Business is booming.

ESG ratings: altogether different ratings pose a problem for fund managers


For all its fast growth and multibillion-dollar inflows, environmentally conscious funds harbour a dirty little secret: companies’ ESG scores are less reliable than they appear.

Norges Bank Investment Management, which oversees a chart-topping $1.4tn portfolio, is the latest to blow cover on the ESG ratings produced by companies. “We rarely, if ever, use the ratings numbers,” Patrick du Plessis, global head of risk monitoring, told Bloomberg in an interview.

This is big business. The 4,000-plus signatories to the UNPRI — a network of investors focused on responsible investment — represent more than $100tn in assets under management and ESG funds are among the fastest-growing. ESG rating agencies proliferated until consolidation took over a few years back. In 2019 Moody’s bought industry pioneer Vigeo Eiris.

Yet there is little agreement around methodologies, weightings and other inputs when it comes to ranking companies. That was laid bare by a recent analysis of six ESG rating providers’ scores of 400 companies, carried out by chartered financial analysts.

MSCI’s correlation with S&P and Sustainalytics — three big providers of ESG ratings — was sub-50 per cent. By comparison, the big three credit rating agencies have correlations of 94 to 96 per cent on long-term debt ratings.

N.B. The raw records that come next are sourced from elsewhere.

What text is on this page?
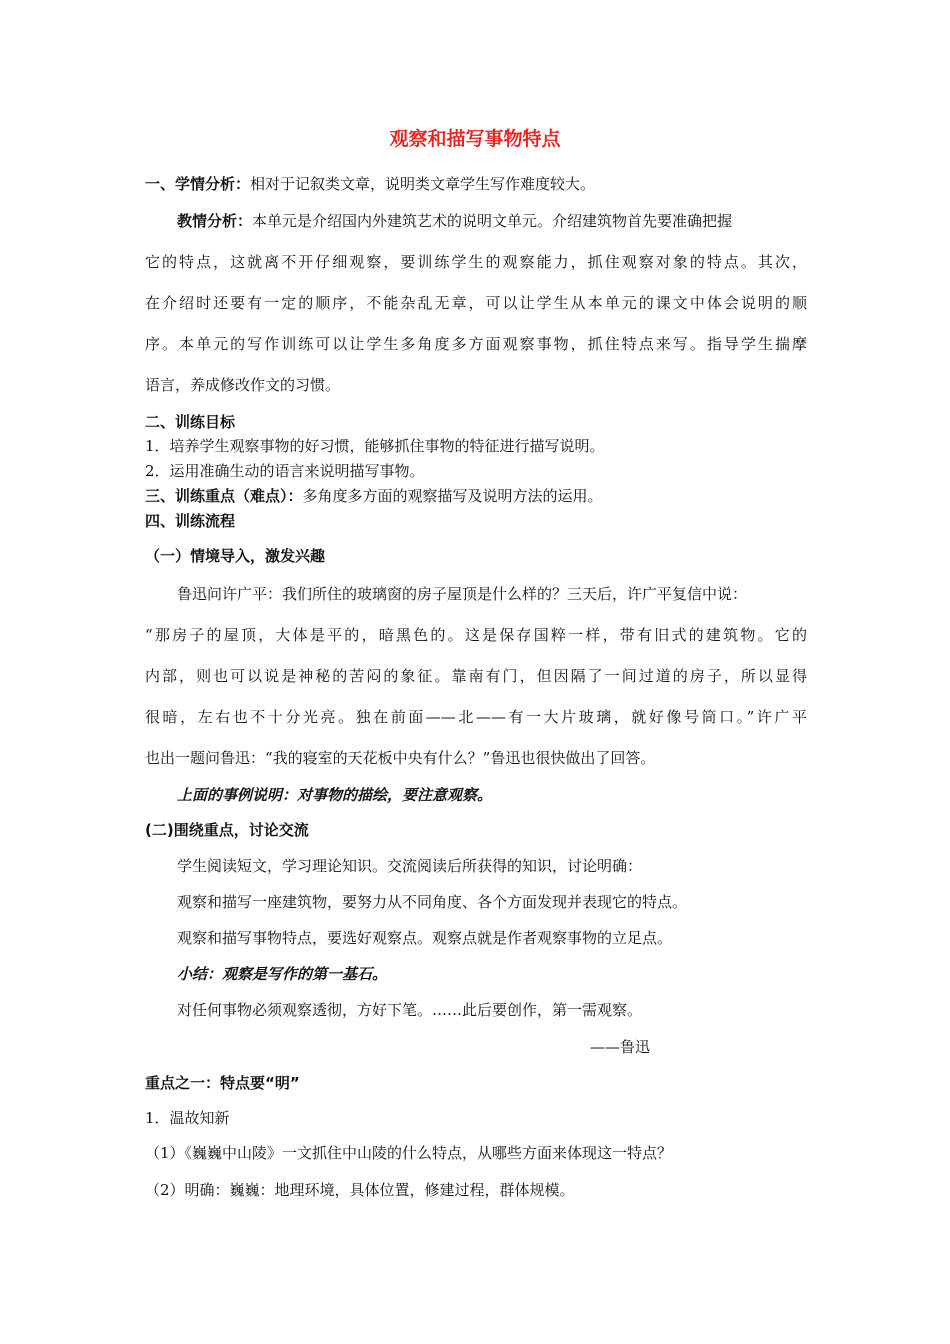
观察和描写事物特点
一、学情分析：相对于记叙类文章，说明类文章学生写作难度较大。
教情分析：本单元是介绍国内外建筑艺术的说明文单元。介绍建筑物首先要准确把握
它的特点，这就离不开仔细观察，要训练学生的观察能力，抓住观察对象的特点。其次，
在介绍时还要有一定的顺序，不能杂乱无章，可以让学生从本单元的课文中体会说明的顺
序。本单元的写作训练可以让学生多角度多方面观察事物，抓住特点来写。指导学生揣摩
语言，养成修改作文的习惯。
二、训练目标
1．培养学生观察事物的好习惯，能够抓住事物的特征进行描写说明。
2．运用准确生动的语言来说明描写事物。
三、训练重点（难点）：多角度多方面的观察描写及说明方法的运用。
四、训练流程
（一）情境导入，激发兴趣
鲁迅问许广平：我们所住的玻璃窗的房子屋顶是什么样的？三天后，许广平复信中说：
“那房子的屋顶，大体是平的，暗黑色的。这是保存国粹一样，带有旧式的建筑物。它的
内部，则也可以说是神秘的苦闷的象征。靠南有门，但因隔了一间过道的房子，所以显得
很暗，左右也不十分光亮。独在前面——北——有一大片玻璃，就好像号筒口。”许广平
也出一题问鲁迅：“我的寝室的天花板中央有什么？”鲁迅也很快做出了回答。
上面的事例说明：对事物的描绘，要注意观察。
(二)围绕重点，讨论交流
学生阅读短文，学习理论知识。交流阅读后所获得的知识，讨论明确：
观察和描写一座建筑物，要努力从不同角度、各个方面发现并表现它的特点。
观察和描写事物特点，要选好观察点。观察点就是作者观察事物的立足点。
小结：观察是写作的第一基石。
对任何事物必须观察透彻，方好下笔。……此后要创作，第一需观察。
——鲁迅
重点之一：特点要“明”
1．温故知新
（1）《巍巍中山陵》一文抓住中山陵的什么特点，从哪些方面来体现这一特点？
（2）明确：巍巍：地理环境，具体位置，修建过程，群体规模。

Academic studies have shown a similar pattern of conflicting ratings due to methodologies, measurement or aggregation. This can vary across companies. One paper published last December, by Florian Berg, Julian F Kölbel and Roberto Rigobon, found “substantial disagreement” over companies with high rankings such as Intel Corporation and GlaxoSmithKline as well as those among the worst-rated, such as Porsche Automobil Holding and Philip Morris.

Such discrepancies bring problems for fund managers, companies and the planet — mixed signals mean it is far harder to up your game than if everyone agrees where you are going awry.

One solution suggested by the trio is for fund managers to apply their own weighting: those deeply concerned with child labour, say, can put a bigger weighting on that. But there should be consistency across sectors on how carbon emissions, say, are measured and weighted in the absence of companies providing the information.

Alternatively, portfolio managers can follow NBIM’s lead and do their own work. But that is unlikely to be an option for smaller, less well-resourced houses. Better for the ESG rating agencies to standardise.